• Der Begründer: A.S. Neill
  • Geschichte der Summerhill School
  • Die pädagogischen Ansätze und deren Umsetzung
  • Inspiration Neills und die Auswirkungen seiner Pädagogik

Ein demokratisches Schulsystem klingt sicherlich im ersten Moment befremdlich; denkt man jedoch eine Weile darüber nach, erscheint es doch attraktiv, den Schulalltag etwas befreiter für die Kinder zu gestalten. Genau diese Idee verfolgte der Pädagoge A.S. Neill mit seiner Summerhill-School.

A.S. Neills Leben: Der Ursprung reformativer Ideen

Wirft man einen Blick auf die Kindheit und den weiteren Lebenslauf Neills, wird deutlich, wie seine Ideen entstanden sind. Er wurde am 17. Oktober 1883 in Schottland als einer von acht Kindern geboren. Mit einem Alter von gerade einmal viereinhalb Jahren wurde er eingeschult. Seine Klasse wurde von seinem Vater unterrichtet. Damals waren autoritäre Erziehungsmaßnahmen wie Schläge und Strafen auch in der Schule alltäglich; besonders Neill hatte stark darunter zu leiden.

Mit vierzehn stieg er in das Berufsleben ein. Zunächst versuchte er sein Glück als Buchhalter zu finden, dann als Einzelhändler; letztlich fand er es in der Tätigkeit des Lehrers. Er bekam nach einer umfassenden Ausbildung sein Lehrerdiplom und unterrichtete an vielen verschiedenen Schulen.
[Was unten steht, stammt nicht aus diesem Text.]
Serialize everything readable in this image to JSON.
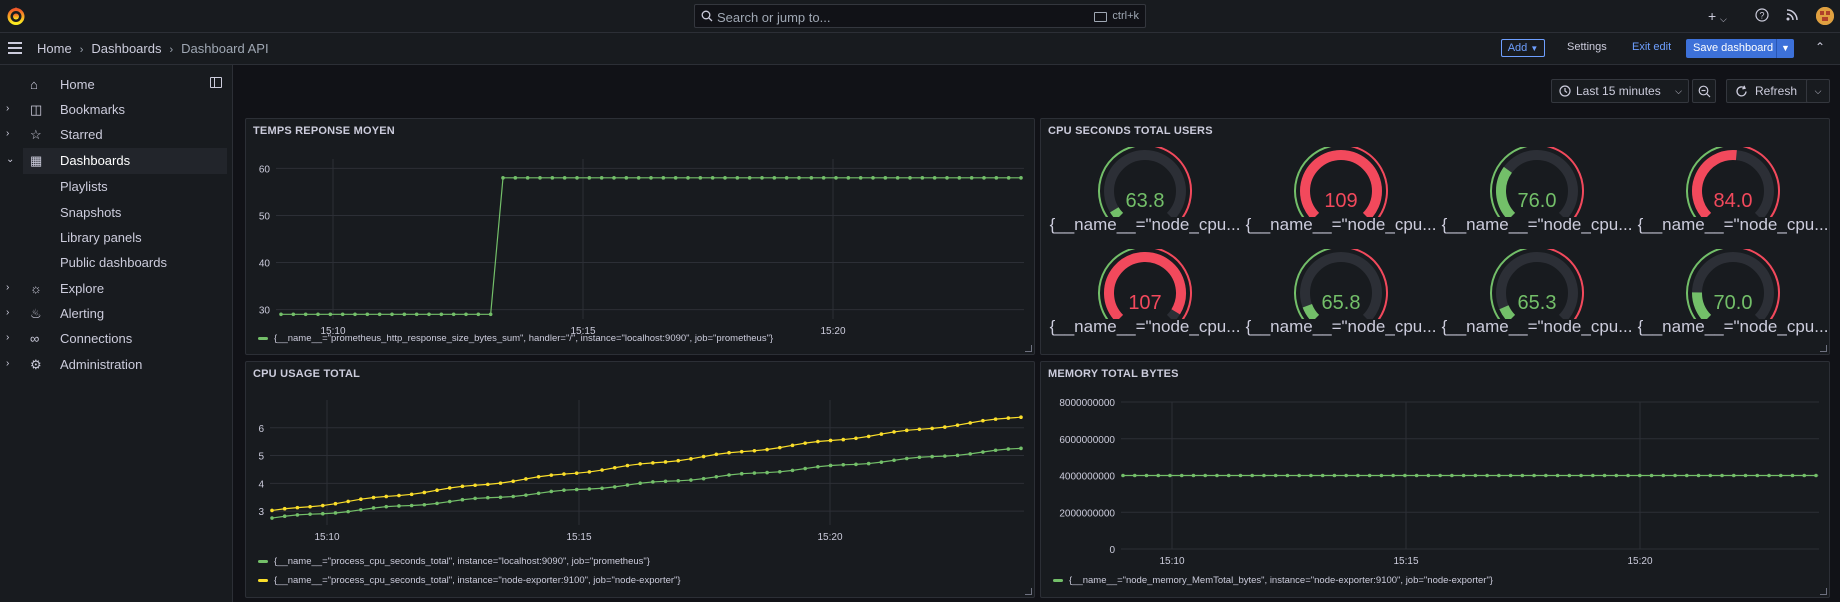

Obwohl ihm die Tätigkeit selbst Freude bereitete, wuchs in ihm eine Abneigung gegen jene Lehr- und Erziehungsmethoden, die in der Zeit üblich waren. Sein persönlicher geistiger Wendepunkt fand statt, als er während der Kriegszeit in einer Schule als Rektor eingesetzt wurde. Die Schulaufsichtsbehörde führte kaum Kontrollen durch, sodass er seine Ideen, einen ungezwungeneren und Freude bereitenden Unterricht zu führen, umsetzen und weiterentwickeln konnte.

An der King Alfred School, an der er sich nach der Kriegszeit bewarb, setzte er seine Visionen weiterhin um. Proteste innerhalb des Kollegiums führten dazu, dass er die Schule verlassen musste. Es hinderte ihn aber nicht, sein Konzept weiterzuentwickeln und weiterhin überzeugt an seine Ideen heranzugehen.

Die Entstehung der Summerhill-School

1921 wurde ein Internat gegründet, das ein ganz neuartiges und revolutionäres Konzept verfolgte. Der Gründer und Pädagoge Alexander Sutherland Neill nannte es die "Summerhill School", unter welchem Namen es weltweit bekannt wurde. In der Schule wurde ein demokratisches Grundkonzept verfolgt, was vor allem für die damalige Zeit sehr ungewöhnlich war; sie war somit eine der ersten Schulen, die eine Demokratie umsetzte.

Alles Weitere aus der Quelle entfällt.